Taiyaki wrote:Plasma's did degrade pretty fast in terms of their brightness output I found. I kept my Panasonic VT50 for almost 8 years (I had a VT25 back in the day before it), but by year 4 or so I noticed the peak brightness capabilities to have diminished quite a bit (I ended up having to push it up for the later years). I think there's very little chance that a used Plasma today could in any way shape or form output the levels of brightness a new high end OLED would be capable of (the newest high end OLED's do closer 180cd/m2), in many cases OLED would possibly win even with BFI enabled.
More importantly I'd have to ask, unless you play in a very bright room would that even matter? For SDR there's a point where enough is enough, and as a user who tends to try and play in a darker room I would not want it beyond the standard calibration goal of 100 nits brightness for SDR anyway.
Same, I'd like to think of extra luminance as a reserve/tank for panel durability, if kept at a constant level. Anything above 110nits feels too bright for my eyes.
But Plasmas are known for being durable, some of the later panels are rated at 100.000 hours (30 years/8 hours per day), so I'm not sure why you saw such a drastic difference on your VT50. I noticed that Plasma luminance is heavily dependant on 2 factors: Coating and energy consumption.
The coating helps with contrast, black levels in particular, but can also block a significant amount of the light emitted by the panel. It is a necessary evil however, or you'll have a very bright panel with no black levels that reflects ambient light and washes the picture (ask me how I know that
).
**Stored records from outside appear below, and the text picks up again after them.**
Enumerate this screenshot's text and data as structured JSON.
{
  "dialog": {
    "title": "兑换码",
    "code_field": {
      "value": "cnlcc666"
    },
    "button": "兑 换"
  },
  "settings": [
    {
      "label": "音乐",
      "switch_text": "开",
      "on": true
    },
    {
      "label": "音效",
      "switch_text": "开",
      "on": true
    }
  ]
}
The VT50 is known to have the best black levels among Plasmas:
https://www.avforums.com/reviews/panaso ... eview.276/
Energy consumption should be obvious enough, a brighter panel needs more power. Late Plasma models needed to be more efficient due to strict regulations, and this resulted in lower luminance levels, albeit still enough to reach proper calibrated levels.
Perhaps late dark-tinted Plasmas have aged worse than older models due to these factors, but each case must be analyzed individually.
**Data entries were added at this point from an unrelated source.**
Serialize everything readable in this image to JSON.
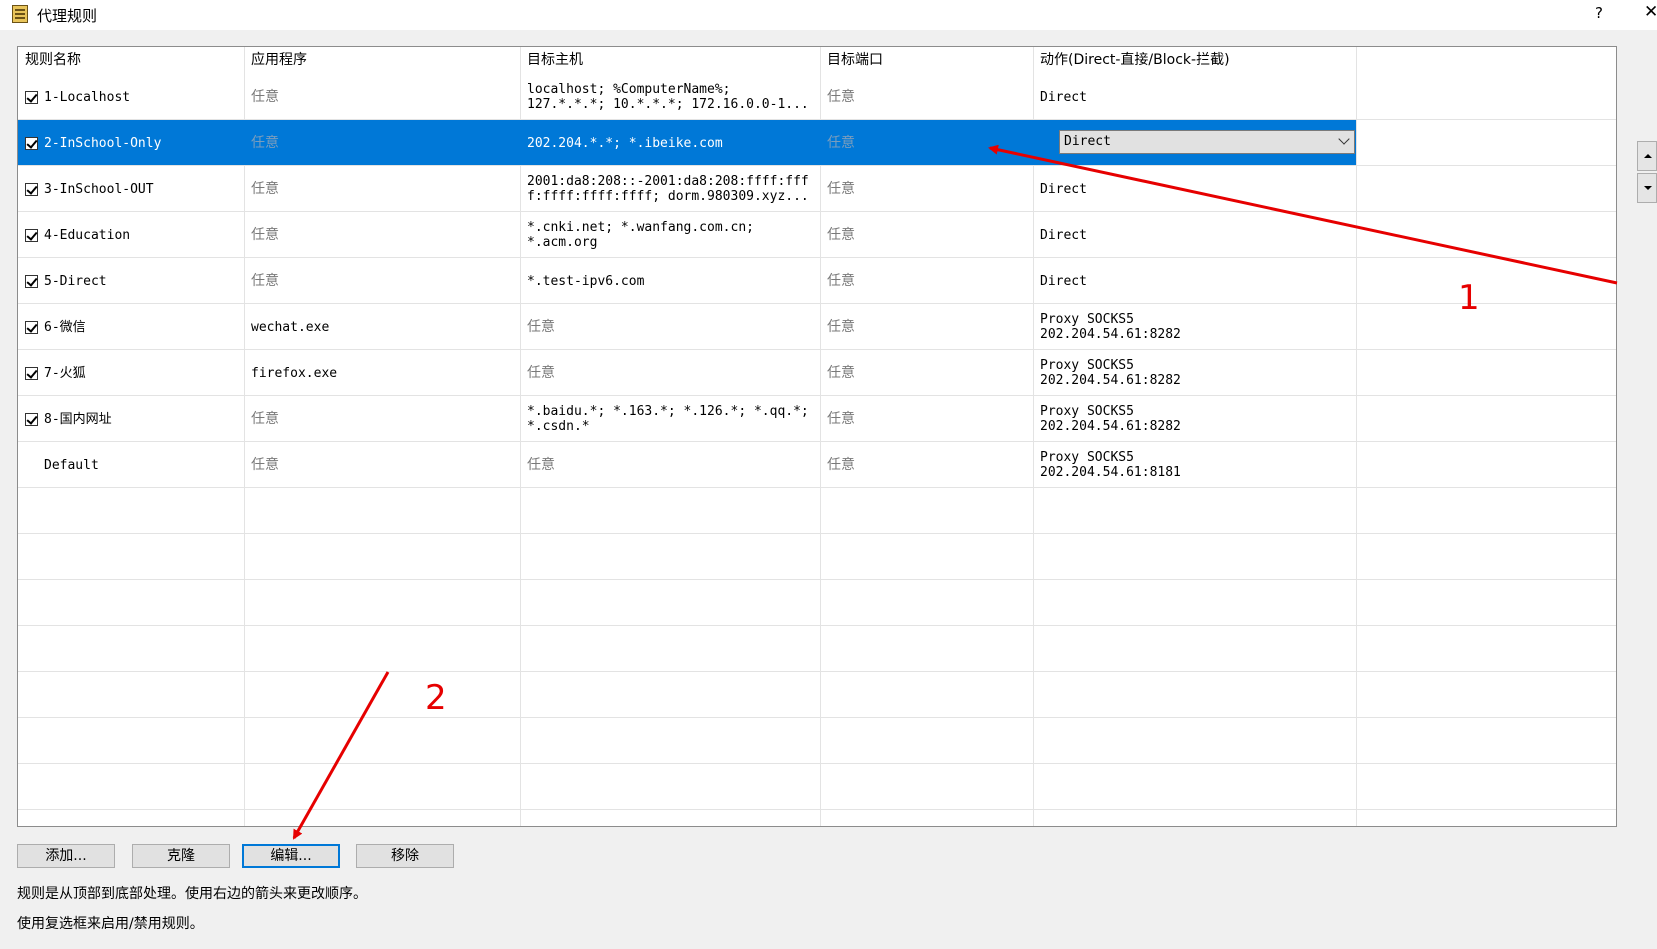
{
  "window": {
    "title": "代理规则",
    "help_label": "?",
    "close_label": "✕"
  },
  "columns": [
    "规则名称",
    "应用程序",
    "目标主机",
    "目标端口",
    "动作(Direct-直接/Block-拦截)"
  ],
  "rules": [
    {
      "name": "1-Localhost",
      "checked": true,
      "has_checkbox": true,
      "app": "任意",
      "host": "localhost; %ComputerName%;\n127.*.*.*; 10.*.*.*; 172.16.0.0-1...",
      "port": "任意",
      "action": "Direct"
    },
    {
      "name": "2-InSchool-Only",
      "checked": true,
      "has_checkbox": true,
      "app": "任意",
      "host": "202.204.*.*; *.ibeike.com",
      "port": "任意",
      "action": "Direct",
      "selected": true
    },
    {
      "name": "3-InSchool-OUT",
      "checked": true,
      "has_checkbox": true,
      "app": "任意",
      "host": "2001:da8:208::-2001:da8:208:ffff:fff\nf:ffff:ffff:ffff; dorm.980309.xyz...",
      "port": "任意",
      "action": "Direct"
    },
    {
      "name": "4-Education",
      "checked": true,
      "has_checkbox": true,
      "app": "任意",
      "host": "*.cnki.net; *.wanfang.com.cn;\n*.acm.org",
      "port": "任意",
      "action": "Direct"
    },
    {
      "name": "5-Direct",
      "checked": true,
      "has_checkbox": true,
      "app": "任意",
      "host": "*.test-ipv6.com",
      "port": "任意",
      "action": "Direct"
    },
    {
      "name": "6-微信",
      "checked": true,
      "has_checkbox": true,
      "app": "wechat.exe",
      "host": "任意",
      "port": "任意",
      "action": "Proxy SOCKS5\n202.204.54.61:8282"
    },
    {
      "name": "7-火狐",
      "checked": true,
      "has_checkbox": true,
      "app": "firefox.exe",
      "host": "任意",
      "port": "任意",
      "action": "Proxy SOCKS5\n202.204.54.61:8282"
    },
    {
      "name": "8-国内网址",
      "checked": true,
      "has_checkbox": true,
      "app": "任意",
      "host": "*.baidu.*; *.163.*; *.126.*; *.qq.*;\n*.csdn.*",
      "port": "任意",
      "action": "Proxy SOCKS5\n202.204.54.61:8282"
    },
    {
      "name": "Default",
      "checked": false,
      "has_checkbox": false,
      "app": "任意",
      "host": "任意",
      "port": "任意",
      "action": "Proxy SOCKS5\n202.204.54.61:8181"
    }
  ],
  "selected_action_value": "Direct",
  "buttons": {
    "add": "添加...",
    "clone": "克隆",
    "edit": "编辑...",
    "remove": "移除"
  },
  "hints": [
    "规则是从顶部到底部处理。使用右边的箭头来更改顺序。",
    "使用复选框来启用/禁用规则。"
  ],
  "annotations": {
    "label_1": "1",
    "label_2": "2",
    "color": "#e60000"
  },
  "icons": {
    "title": "proxy-rules-icon",
    "move_up": "arrow-up-icon",
    "move_down": "arrow-down-icon"
  }
}
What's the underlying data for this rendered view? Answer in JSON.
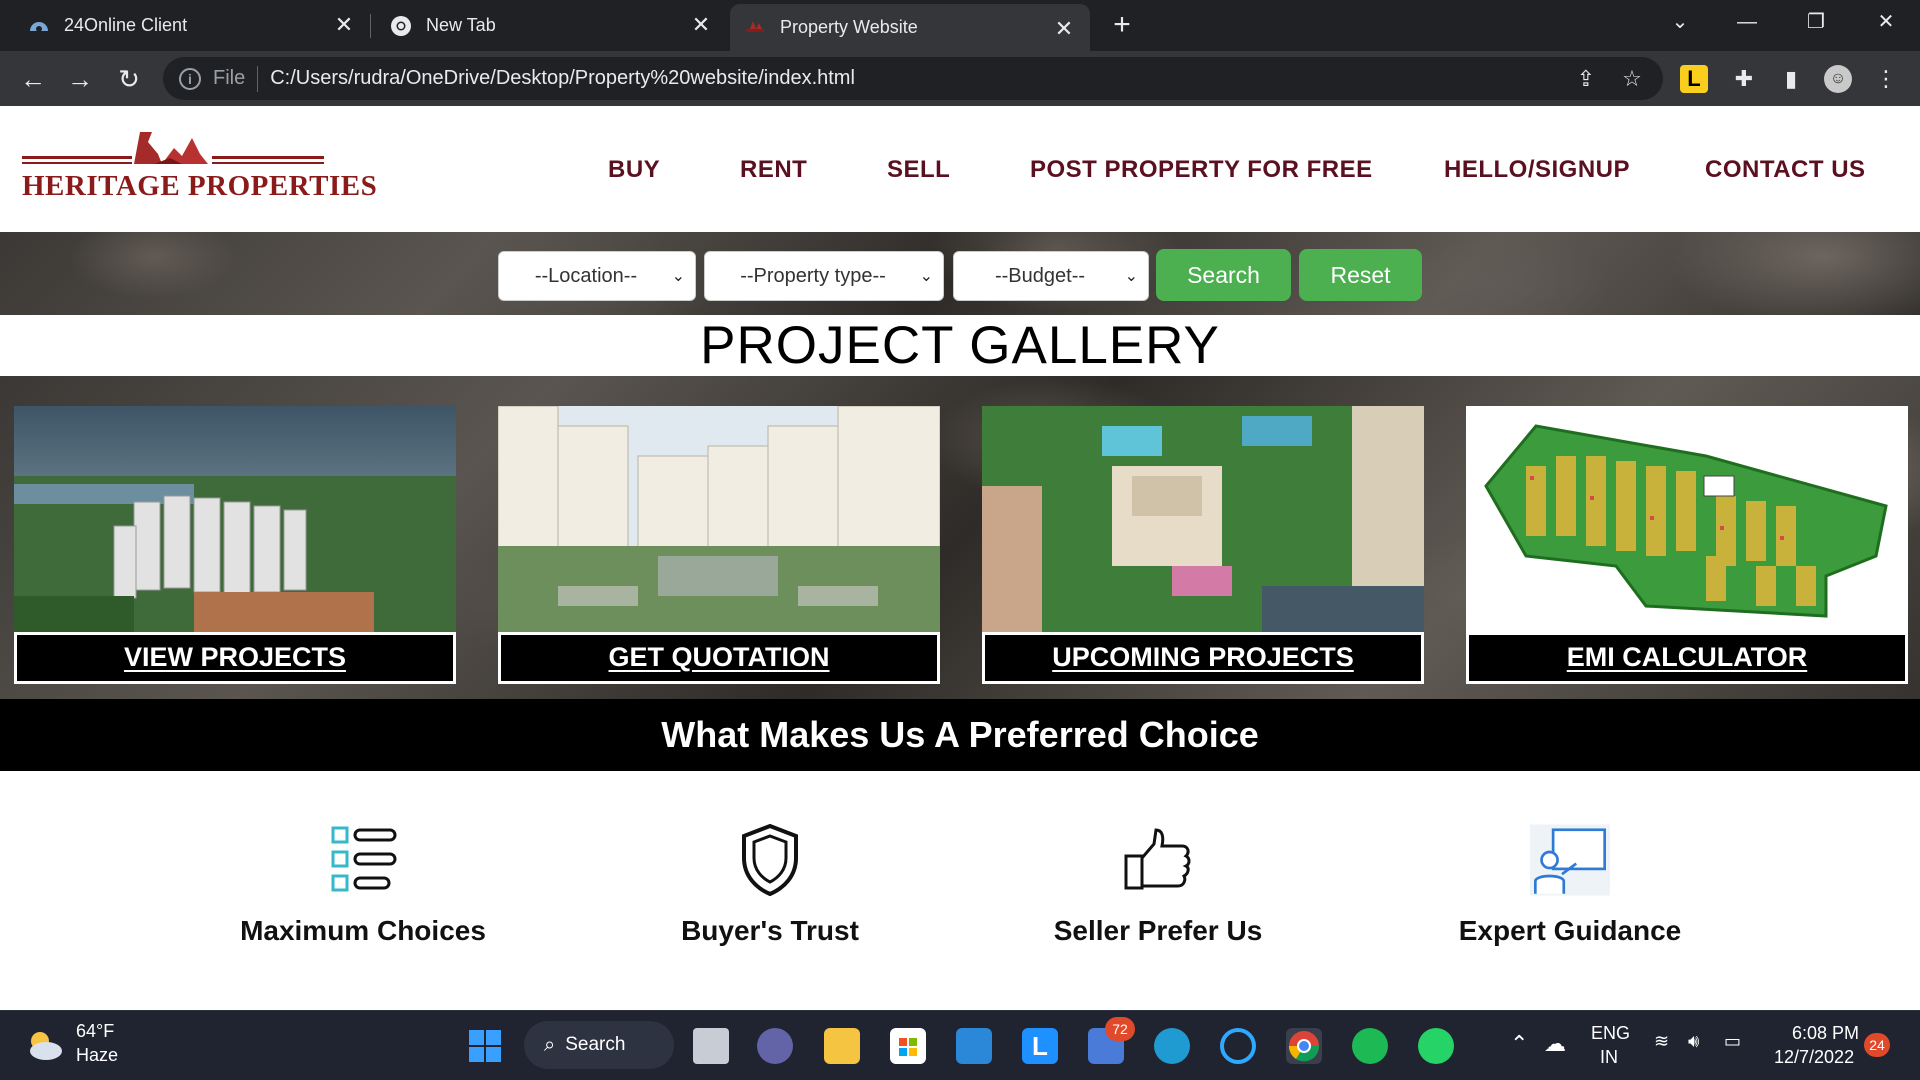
{
  "browser": {
    "tabs": [
      {
        "title": "24Online Client",
        "active": false
      },
      {
        "title": "New Tab",
        "active": false
      },
      {
        "title": "Property Website",
        "active": true
      }
    ],
    "new_tab_symbol": "+",
    "close_symbol": "✕",
    "address": {
      "scheme_label": "File",
      "url": "C:/Users/rudra/OneDrive/Desktop/Property%20website/index.html"
    }
  },
  "site": {
    "logo_text": "HERITAGE PROPERTIES",
    "brand_color": "#8b1a1a",
    "nav": [
      "BUY",
      "RENT",
      "SELL",
      "POST PROPERTY FOR FREE",
      "HELLO/SIGNUP",
      "CONTACT US"
    ],
    "search": {
      "location": "--Location--",
      "property_type": "--Property type--",
      "budget": "--Budget--",
      "search_label": "Search",
      "reset_label": "Reset",
      "button_color": "#4caf50"
    },
    "gallery_title": "PROJECT GALLERY",
    "cards": [
      {
        "caption": "VIEW PROJECTS",
        "image": "aerial-apartment-towers"
      },
      {
        "caption": "GET QUOTATION",
        "image": "apartment-courtyard-garden"
      },
      {
        "caption": "UPCOMING PROJECTS",
        "image": "villa-pool-aerial"
      },
      {
        "caption": "EMI CALCULATOR",
        "image": "plot-layout-map"
      }
    ],
    "preferred_heading": "What Makes Us A Preferred Choice",
    "features": [
      {
        "label": "Maximum Choices",
        "icon": "checklist-icon"
      },
      {
        "label": "Buyer's Trust",
        "icon": "shield-icon"
      },
      {
        "label": "Seller Prefer Us",
        "icon": "thumbs-up-icon"
      },
      {
        "label": "Expert Guidance",
        "icon": "presenter-icon"
      }
    ]
  },
  "taskbar": {
    "weather_temp": "64°F",
    "weather_desc": "Haze",
    "search_label": "Search",
    "teams_badge": "72",
    "lang_1": "ENG",
    "lang_2": "IN",
    "time": "6:08 PM",
    "date": "12/7/2022",
    "notification_count": "24"
  }
}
And yes, you're right, a brand new display will surely have higher luminance than a 10+ year old one, but considering the price/performance difference between Plasma and OLED, I'd say the older tech is still an interesting proposition.
Josh128 wrote:Just wanted to drop in and say we still have 4 F series Sammy plasmas in my household. My sons 4500BFXZA must have WAY over 10K hours on it. My original 4500AFXZA developed some vertical purple lines that would not go away no matter what board I replaced or cables I played with, apparently a failing panel, so I had to replace it a year or so ago.
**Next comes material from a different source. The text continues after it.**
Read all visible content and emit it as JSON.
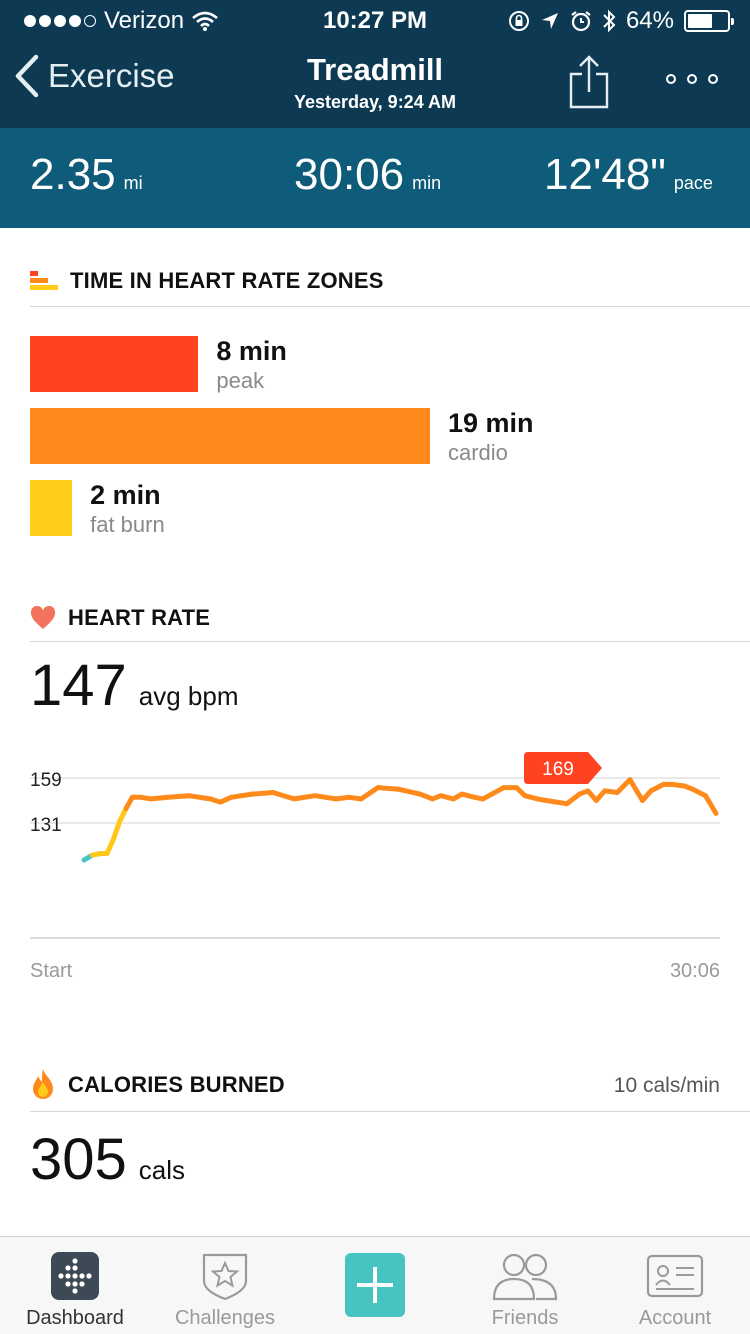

Replaced it with a used 60" F5300 pentile matrix that I picked up for $50 that had a blown power supply and after replacing and its just a stupendously beautiful set. Same input lag as the F4500s.
These sets have 37ms of input lag (Bseries) and rolling 37-45ms of input lag (A series) per time sleuth readings. Perfectly acceptable still for most gaming IMO.
Its been a long time since I made my gushing F4500 fanboy post back in 2013 or so, lol.
60" F5300 + RT5X + Sega Genesis.
https://i.imgur.com/pH1Gnth.png
That looks really good, the pentile matrix does make it look like a CRT!
I was pleasantly surprised when I hooked up my consoles+OSSC to the Plasma, the good motion clarity on a display this large is something to behold.
https://i.imgur.com/YlNvUj4.jpeg
I recommend Samsung or LG if anyone is interested in using original hardware+line multipliers, these brands play nicely with off-spec signals. My HD Samsung Plasma even accepts 5x@1080p!
Unfortunately the Panasonic's HATE anything but 2x, and only the later models (starting from the 2012 models) output uncompressed 4:4:4 chroma subsampling.
https://junkerhq.net/xrgb/index.php?tit ... patibility
If you still want to use a Panasonic, then a video processor like the DVDO models are necessary to output a proper signal.